Maybe it was professional, but you’d have liked it to be more than that. What is it about Michael Morgan and women who should know better?
‘Tell me about it.’
‘It was hard, working here. I mean, I’m good at the job and I love it, but I’ve never really fitted in.’
‘You were bullied,’ Vera said.
‘That sounds a bit harsh, but it’s what it felt like. I didn’t go into town clubbing with the other girls and I’m not interested in the same stuff. They could be dead cruel. It got that I dreaded coming into work, started having these panic attacks. My GP couldn’t help, so I tried Michael.’
‘And he could help?’
Lisa nodded. ‘I don’t know how it works, but it made me feel really calm. Like I really stopped caring about what the rest of them thought about me. I looked forward to coming into work again.’

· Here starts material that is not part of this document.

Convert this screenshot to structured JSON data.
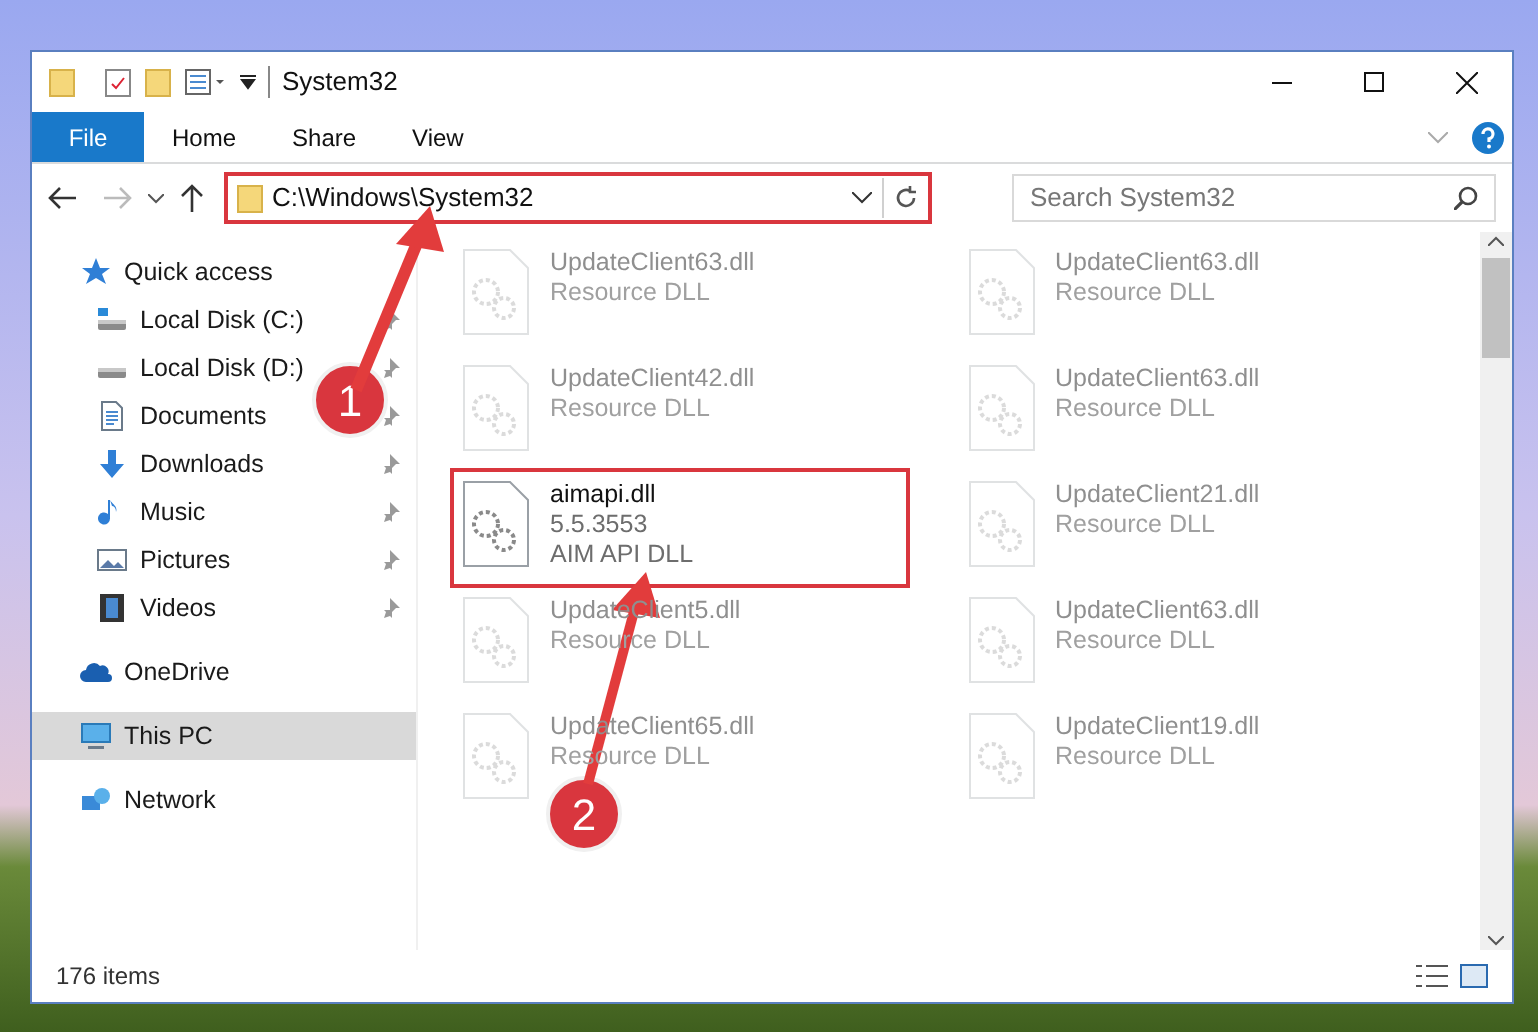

‘Did you ever see him away from here?’ Vera asked.
‘No.’ Lisa was playing with one of the soft rubber floats, twisting it in her hands. ‘Look, none of the other staff know I consulted him. There’s always been a lot of gossip, first when the little boy was killed and then when he took up with Freya. It’s as if he’s some sort of freak. If they knew I’d seen Michael, they’d love that. It’d just give them more ammunition to have a go at me. But he was kind to me, gentle, and I’m grateful to him.’
‘Did you ever catch him in the places where the public has no access?’
Lisa frowned. ‘No. Only in the office he used as a consulting room.’
‘But he would have had one of those magic fobs that would let him back here?’
‘I suppose so.’ Lisa looked at her watch. ‘Look, I’ll have to go. My shift started ten minutes ago.’
‘Did any of the other staff consult him?’ Lisa was already halfway through the door, but turned back to answer the question.
‘I wouldn’t know,’ she said, ‘would I? They wouldn’t admit to it any more than me.’